Which Gospel?

By Arthur Licursi with portions taken from Cornelius Stam

A friend might ask: “Have you heard the good news?” and you reply: “What good news?” Naturally! All good news is not the same.

Yet few people follow this procedure when they read in the Bible the phrase “the gospel” — which simply means “the good news.” They have been erroneously taught that “the gospel is the gospel” and that “there is only one gospel,” but this is simply NOT so in the light of the Bible itself. Let's see what light we can get from the Bible itself.

God has NOT proclaimed only one gospel, one item of good news, down through the ages, but many. He has qualified the word “gospel” by distinctive titles, just as one might label a computer file to distinguish the others, since each file contains different information.

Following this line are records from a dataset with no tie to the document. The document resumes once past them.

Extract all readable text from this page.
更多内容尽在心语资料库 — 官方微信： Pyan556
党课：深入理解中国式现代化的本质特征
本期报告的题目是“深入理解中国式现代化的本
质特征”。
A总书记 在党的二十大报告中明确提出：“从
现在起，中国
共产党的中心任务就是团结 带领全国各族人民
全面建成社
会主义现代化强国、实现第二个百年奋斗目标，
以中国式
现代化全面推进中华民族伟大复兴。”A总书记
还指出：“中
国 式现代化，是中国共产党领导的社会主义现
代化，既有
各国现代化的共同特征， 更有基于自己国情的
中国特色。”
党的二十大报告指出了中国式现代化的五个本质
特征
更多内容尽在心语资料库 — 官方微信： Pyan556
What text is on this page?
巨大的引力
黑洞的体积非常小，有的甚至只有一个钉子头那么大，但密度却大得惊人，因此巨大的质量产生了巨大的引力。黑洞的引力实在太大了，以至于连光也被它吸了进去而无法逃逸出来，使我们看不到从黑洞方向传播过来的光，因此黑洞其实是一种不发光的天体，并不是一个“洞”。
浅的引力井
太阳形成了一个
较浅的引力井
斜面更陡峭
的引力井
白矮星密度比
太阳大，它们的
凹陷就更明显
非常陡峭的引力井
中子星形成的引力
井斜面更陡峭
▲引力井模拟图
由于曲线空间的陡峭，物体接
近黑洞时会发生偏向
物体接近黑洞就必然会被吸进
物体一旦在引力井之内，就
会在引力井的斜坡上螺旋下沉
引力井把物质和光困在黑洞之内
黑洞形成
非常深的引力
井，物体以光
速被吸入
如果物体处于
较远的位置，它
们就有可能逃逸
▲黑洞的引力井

The “gospel of the kingdom” and the “gospel of the grace of God” are two different gospels, they are not the same. Certainly the “gospel of the circumcision ( Israel )” that Peter preached and the “gospel of the uncircumcision (Gentiles)" that Paul preached are very clearly not the same.

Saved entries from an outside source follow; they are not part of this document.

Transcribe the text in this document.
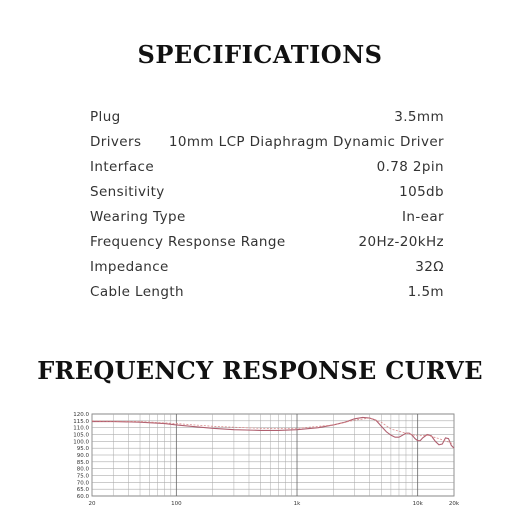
SPECIFICATIONS
Plug	3.5mm
Drivers 10mm LCP Diaphragm Dynamic Driver
Interface	0.78 2pin
Sensitivity	105db
Wearing Type	In-ear
Frequency Response Range	20Hz-20kHz
Impedance	32Ω
Cable Length	1.5m
FREQUENCY RESPONSE CURVE
120.0
115.0
110.0
105.0
100.0
95.0
90.0
85.0
80.0
75.0
70.0
65.0
60.0
20	100	1k	10k	20k
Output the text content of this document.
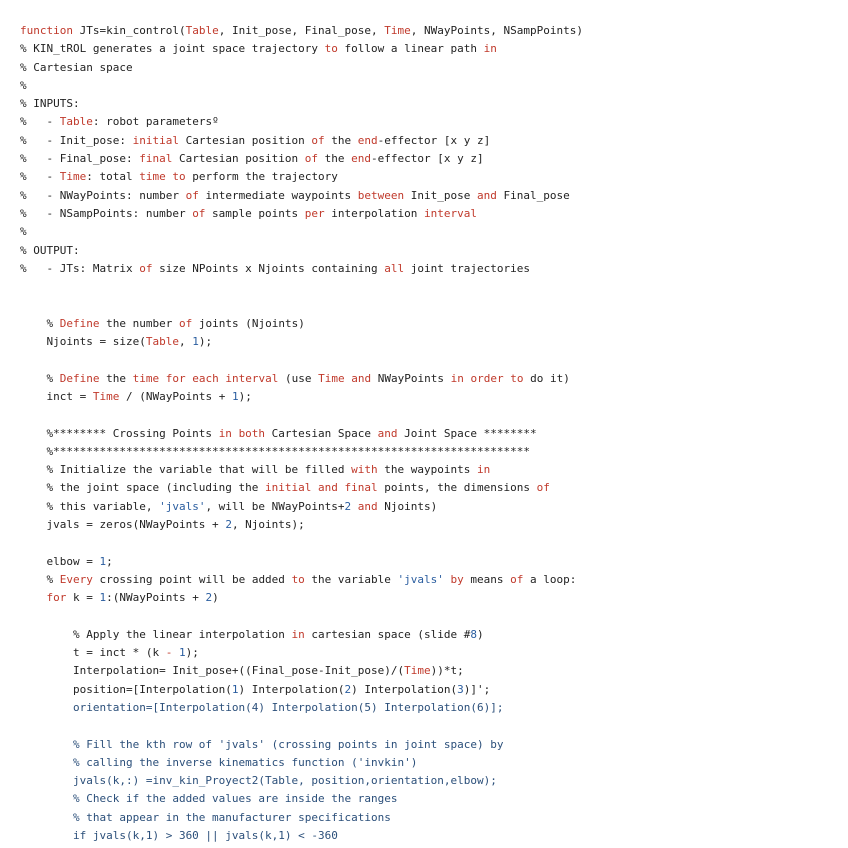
function JTs=kin_control(Table, Init_pose, Final_pose, Time, NWayPoints, NSampPoints)
% KIN_tROL generates a joint space trajectory to follow a linear path in
% Cartesian space
%
% INPUTS:
%   - Table: robot parametersº
%   - Init_pose: initial Cartesian position of the end-effector [x y z]
%   - Final_pose: final Cartesian position of the end-effector [x y z]
%   - Time: total time to perform the trajectory
%   - NWayPoints: number of intermediate waypoints between Init_pose and Final_pose
%   - NSampPoints: number of sample points per interpolation interval
%
% OUTPUT:
%   - JTs: Matrix of size NPoints x Njoints containing all joint trajectories

% Define the number of joints (Njoints)
Njoints = size(Table, 1);

% Define the time for each interval (use Time and NWayPoints in order to do it)
inct = Time / (NWayPoints + 1);

%******** Crossing Points in both Cartesian Space and Joint Space ********
%************************************************************************
% Initialize the variable that will be filled with the waypoints in
% the joint space (including the initial and final points, the dimensions of
% this variable, 'jvals', will be NWayPoints+2 and Njoints)
jvals = zeros(NWayPoints + 2, Njoints);

elbow = 1;
% Every crossing point will be added to the variable 'jvals' by means of a loop:
for k = 1:(NWayPoints + 2)

% Apply the linear interpolation in cartesian space (slide #8)
t = inct * (k - 1);
Interpolation= Init_pose+((Final_pose-Init_pose)/(Time))*t;
position=[Interpolation(1) Interpolation(2) Interpolation(3)]';
orientation=[Interpolation(4) Interpolation(5) Interpolation(6)];

% Fill the kth row of 'jvals' (crossing points in joint space) by
% calling the inverse kinematics function ('invkin')
jvals(k,:) =inv_kin_Proyect2(Table, position,orientation,elbow);
% Check if the added values are inside the ranges
% that appear in the manufacturer specifications
if jvals(k,1) > 360 || jvals(k,1) < -360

Galatians 2:7-8 (KJV) But contrariwise, when they saw that the gospel of the uncircumcision was committed unto me (Paul), as the gospel of the circumcision was unto Peter; 8 (For he that wrought effectually in Peter to the apostleship of the circumcision, the same was mighty in me (Paul) toward the Gentiles:)

When we come upon the phrase “the gospel” without any qualifying title, we should immediately ask: “Which gospel?” and invariably the context will provide the answer. Luke 9:6, for example, simply states that the twelve disciples went about “preaching the gospel,” but Verse 2 of the same chapter explains how the Lord had sent them “to preach the kingdom of God” — not a gospel of the cross, but "the kingdom," since He, the King, was in their midst. These disciples could not have engaged in “the preaching of the cross,” as Paul later did, for it was not until at least two years later that the Lord “began” to tell them how He must suffer and die (Matt. 16:21) and Peter “began to rebuke Him” (Ver. 22) and none of the twelve even understood what He was talking about (Luke 18:34).

But whereas “the gospel of the kingdom” had been committed to the twelve while Christ was on earth, “the preaching of the cross” (1 Cor. 1:18, as good news) and “the gospel of the grace of God” (Acts 20:24) was later committed to the Apostle Paul and to us .

Today we do not proclaim the kingdom rights of Christ. Rather we proclaim “redemption through His blood, the forgiveness of sins, according to the riches of His grace” (Eph. 1:7).